There are some great printed references out there for the Pershing. If you are able to find a copy, the absolute best is Richard Hunnicutt's definitive Pershing: A History of the Medium Tank T20 Series (2nd Edition Bellingham, Washington: Feist Publications, 1996). Unfortunately, it is neither cheap nor readily available, but it's worth every penny. A much cheaper, but nevertheless valuable, reference is number 3 in the Museum Ordnance Special series,  M26 Pershing Medium Tank by G. Ronald Lehman (Darlington, Maryland: Darlington Productions, Inc., 1994). Illustrated with many images from the M26 technical manual and photos of the Aberdeen Pershing, this book offers particularly good coverage of the suspension, an area that I know I neglected in these articles. More recently, Steve Zaloga has done a volume in Osprey's New Vanguard series on the M26/M46 family, that I will comment on as soon as I get a copy but have no doubt is excellent, and Squadron/Signal has recently announced an In Action title on the Pershing which I will also be actively seeking. A recent Schiffer book by Troy D. Thiel, The M26 Pershing and Variants: T26E3/M26 M26A1 M45 M46/M46A1 (Atglen, PA: Schiffer Military History, 2002; ISBN: 0-7643-1544-7) has some great combat photos of Pershings in action both in World War II and Korea.  In my opinion, an excellent value at $24.95 CDN.  Steve Zaloga's article on building the DML T26E3 in Military Modelling (Vol. 30, No. 7) should also provide all of the inspiration you need to build a Pershing.  Steve's great model can also be seen on Missing Links. 

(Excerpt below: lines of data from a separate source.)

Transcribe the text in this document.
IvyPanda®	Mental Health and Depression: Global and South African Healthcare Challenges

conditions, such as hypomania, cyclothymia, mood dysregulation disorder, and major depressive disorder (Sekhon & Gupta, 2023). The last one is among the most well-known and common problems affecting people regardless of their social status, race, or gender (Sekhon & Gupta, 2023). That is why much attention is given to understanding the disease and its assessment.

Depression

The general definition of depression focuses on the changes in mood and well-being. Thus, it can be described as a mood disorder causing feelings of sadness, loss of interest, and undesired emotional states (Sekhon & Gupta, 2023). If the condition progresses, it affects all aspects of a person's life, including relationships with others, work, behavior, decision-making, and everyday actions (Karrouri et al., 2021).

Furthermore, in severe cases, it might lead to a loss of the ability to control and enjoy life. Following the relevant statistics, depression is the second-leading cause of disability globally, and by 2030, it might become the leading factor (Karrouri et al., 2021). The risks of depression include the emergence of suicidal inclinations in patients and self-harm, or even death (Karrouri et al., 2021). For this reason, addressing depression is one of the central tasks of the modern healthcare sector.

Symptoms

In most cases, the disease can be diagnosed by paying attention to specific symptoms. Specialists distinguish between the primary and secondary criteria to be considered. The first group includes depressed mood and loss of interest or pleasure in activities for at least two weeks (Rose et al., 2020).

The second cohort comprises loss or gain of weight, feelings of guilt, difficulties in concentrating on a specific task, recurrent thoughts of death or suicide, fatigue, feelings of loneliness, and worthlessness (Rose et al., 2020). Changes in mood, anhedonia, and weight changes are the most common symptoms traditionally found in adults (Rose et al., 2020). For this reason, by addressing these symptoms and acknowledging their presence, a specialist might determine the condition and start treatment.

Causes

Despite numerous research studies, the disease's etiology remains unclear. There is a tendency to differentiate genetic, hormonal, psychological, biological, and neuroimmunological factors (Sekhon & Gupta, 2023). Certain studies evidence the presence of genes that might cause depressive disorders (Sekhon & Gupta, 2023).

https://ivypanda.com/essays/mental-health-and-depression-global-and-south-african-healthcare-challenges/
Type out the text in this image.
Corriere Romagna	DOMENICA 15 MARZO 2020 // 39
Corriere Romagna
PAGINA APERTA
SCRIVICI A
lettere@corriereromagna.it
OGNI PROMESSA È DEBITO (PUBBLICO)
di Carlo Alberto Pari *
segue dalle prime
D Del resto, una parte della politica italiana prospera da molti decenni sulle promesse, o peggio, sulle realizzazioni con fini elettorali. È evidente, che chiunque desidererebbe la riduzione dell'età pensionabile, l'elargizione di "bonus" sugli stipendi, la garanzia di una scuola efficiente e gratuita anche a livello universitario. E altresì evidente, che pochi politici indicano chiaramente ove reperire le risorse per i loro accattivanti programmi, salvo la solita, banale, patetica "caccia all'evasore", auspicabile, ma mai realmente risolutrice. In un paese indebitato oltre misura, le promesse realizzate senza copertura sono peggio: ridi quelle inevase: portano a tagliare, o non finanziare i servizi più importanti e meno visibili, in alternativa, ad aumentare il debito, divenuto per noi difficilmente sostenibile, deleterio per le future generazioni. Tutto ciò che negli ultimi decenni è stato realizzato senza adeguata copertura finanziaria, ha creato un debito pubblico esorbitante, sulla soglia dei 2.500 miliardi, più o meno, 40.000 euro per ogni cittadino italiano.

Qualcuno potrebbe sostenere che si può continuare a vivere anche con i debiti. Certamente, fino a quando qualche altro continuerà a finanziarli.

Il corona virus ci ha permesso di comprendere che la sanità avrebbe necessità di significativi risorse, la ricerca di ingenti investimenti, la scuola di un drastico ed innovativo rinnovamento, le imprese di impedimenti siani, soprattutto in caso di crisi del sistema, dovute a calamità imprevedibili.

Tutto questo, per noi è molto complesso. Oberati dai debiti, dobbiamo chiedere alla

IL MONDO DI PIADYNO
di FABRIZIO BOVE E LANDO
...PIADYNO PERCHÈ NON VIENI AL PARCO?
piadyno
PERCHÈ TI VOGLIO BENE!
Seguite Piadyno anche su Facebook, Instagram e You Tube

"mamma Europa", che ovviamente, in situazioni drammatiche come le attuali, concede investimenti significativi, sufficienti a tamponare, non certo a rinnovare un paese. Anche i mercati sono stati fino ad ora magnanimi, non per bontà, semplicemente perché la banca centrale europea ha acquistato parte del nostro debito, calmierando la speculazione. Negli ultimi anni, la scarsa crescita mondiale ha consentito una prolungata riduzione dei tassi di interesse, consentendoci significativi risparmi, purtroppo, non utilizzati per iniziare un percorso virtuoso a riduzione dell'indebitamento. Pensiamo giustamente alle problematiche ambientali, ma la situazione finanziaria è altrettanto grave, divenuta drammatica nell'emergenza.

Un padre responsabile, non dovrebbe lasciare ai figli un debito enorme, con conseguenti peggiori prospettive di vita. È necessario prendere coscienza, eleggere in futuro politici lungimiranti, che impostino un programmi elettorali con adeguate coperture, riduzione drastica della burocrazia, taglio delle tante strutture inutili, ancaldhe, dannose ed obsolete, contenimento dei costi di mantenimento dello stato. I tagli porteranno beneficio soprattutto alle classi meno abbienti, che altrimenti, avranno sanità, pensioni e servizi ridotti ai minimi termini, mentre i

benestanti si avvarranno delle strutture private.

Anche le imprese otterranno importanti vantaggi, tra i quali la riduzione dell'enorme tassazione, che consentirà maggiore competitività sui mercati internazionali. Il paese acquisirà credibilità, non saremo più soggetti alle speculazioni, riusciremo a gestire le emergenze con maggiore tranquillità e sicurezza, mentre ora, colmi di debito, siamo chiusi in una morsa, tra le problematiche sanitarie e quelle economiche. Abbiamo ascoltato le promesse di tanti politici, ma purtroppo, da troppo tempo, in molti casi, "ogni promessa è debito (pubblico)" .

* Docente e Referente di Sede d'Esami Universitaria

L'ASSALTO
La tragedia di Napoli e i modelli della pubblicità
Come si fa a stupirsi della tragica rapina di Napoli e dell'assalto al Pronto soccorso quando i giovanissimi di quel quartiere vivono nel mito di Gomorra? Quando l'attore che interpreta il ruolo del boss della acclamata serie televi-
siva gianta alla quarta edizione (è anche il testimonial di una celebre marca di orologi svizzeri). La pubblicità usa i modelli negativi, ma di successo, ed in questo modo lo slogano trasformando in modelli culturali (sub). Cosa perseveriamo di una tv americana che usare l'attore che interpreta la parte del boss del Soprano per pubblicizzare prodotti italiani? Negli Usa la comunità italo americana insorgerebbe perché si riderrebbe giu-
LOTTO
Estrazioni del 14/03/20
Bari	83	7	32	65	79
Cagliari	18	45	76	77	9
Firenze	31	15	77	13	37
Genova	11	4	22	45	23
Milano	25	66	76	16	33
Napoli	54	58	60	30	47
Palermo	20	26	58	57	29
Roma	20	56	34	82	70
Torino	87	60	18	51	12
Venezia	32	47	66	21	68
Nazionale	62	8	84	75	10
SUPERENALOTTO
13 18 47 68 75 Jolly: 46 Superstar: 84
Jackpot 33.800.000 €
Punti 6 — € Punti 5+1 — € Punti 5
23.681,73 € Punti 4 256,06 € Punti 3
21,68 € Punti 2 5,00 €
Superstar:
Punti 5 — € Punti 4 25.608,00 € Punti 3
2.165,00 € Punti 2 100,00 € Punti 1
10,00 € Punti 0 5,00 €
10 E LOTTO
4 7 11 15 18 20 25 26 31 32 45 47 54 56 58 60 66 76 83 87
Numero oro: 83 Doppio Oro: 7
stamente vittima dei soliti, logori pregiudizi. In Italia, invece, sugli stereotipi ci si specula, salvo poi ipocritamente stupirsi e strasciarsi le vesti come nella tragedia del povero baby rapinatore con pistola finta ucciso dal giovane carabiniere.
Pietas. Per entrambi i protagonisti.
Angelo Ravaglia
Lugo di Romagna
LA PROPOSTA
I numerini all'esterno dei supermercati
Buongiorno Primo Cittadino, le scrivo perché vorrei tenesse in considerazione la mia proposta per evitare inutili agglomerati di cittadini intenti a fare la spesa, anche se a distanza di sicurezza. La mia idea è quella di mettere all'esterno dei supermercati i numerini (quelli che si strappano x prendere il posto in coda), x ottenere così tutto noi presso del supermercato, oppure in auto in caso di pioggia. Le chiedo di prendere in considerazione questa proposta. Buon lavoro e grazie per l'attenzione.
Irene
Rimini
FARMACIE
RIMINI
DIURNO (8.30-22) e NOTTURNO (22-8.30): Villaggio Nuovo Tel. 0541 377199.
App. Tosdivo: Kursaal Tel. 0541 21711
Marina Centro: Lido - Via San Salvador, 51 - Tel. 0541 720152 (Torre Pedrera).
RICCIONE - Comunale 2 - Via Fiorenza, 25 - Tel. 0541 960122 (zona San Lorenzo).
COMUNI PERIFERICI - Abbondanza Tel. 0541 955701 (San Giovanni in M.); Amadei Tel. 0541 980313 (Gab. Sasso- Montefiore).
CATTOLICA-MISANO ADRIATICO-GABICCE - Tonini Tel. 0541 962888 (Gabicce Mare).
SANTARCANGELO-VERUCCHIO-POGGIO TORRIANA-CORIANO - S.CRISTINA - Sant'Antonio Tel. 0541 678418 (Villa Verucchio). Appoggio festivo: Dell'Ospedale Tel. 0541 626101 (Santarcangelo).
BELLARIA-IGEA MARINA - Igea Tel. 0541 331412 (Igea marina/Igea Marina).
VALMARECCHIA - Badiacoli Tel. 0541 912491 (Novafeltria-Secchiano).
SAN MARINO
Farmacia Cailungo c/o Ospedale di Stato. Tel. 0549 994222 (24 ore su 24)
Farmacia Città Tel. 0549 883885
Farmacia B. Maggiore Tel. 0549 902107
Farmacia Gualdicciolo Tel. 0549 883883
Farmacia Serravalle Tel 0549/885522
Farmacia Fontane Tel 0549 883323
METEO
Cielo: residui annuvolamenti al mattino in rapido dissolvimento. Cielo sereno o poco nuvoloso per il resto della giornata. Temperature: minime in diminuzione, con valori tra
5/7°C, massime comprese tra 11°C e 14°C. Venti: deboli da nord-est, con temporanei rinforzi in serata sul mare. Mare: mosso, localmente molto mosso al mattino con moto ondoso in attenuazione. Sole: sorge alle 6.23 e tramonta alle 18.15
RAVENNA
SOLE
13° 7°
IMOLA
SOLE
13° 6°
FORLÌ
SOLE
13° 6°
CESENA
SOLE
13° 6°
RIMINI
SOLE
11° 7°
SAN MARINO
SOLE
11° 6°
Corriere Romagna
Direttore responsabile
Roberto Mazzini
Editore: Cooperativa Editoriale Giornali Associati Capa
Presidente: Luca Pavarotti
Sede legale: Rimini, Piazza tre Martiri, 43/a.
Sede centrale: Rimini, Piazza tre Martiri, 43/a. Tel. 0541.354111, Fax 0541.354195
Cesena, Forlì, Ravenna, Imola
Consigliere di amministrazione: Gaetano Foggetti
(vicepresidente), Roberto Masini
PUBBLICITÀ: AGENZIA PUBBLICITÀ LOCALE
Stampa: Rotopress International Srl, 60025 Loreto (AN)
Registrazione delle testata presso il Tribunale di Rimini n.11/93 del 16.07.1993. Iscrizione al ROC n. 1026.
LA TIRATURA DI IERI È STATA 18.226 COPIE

On the Web, Mike Kendall's series on AFV Interiors is an excellent reference on both the inside and outside of the Pershing.  I am sure that resin manufacturers will have an interior for the Tamiya kit soon, but if not, then this page will have all you need to do it yourself. They say a picture is worth a thousand words, and that's even more true if the words are in Italian and you can't speak a word of the language.  The great Italian wesbite Ferrea Mole has 40 images from the M26's technical manual, and is an invaluable reference for any Pershing project. Finally, Terry Ashley has just posted a review of the Tamiya kit, including a comparison with the DML kit, on the Perth Military Modelling Society's website.

Well, I hope this helps you to figure out how to detail your Pershing kit. Now let's see some built!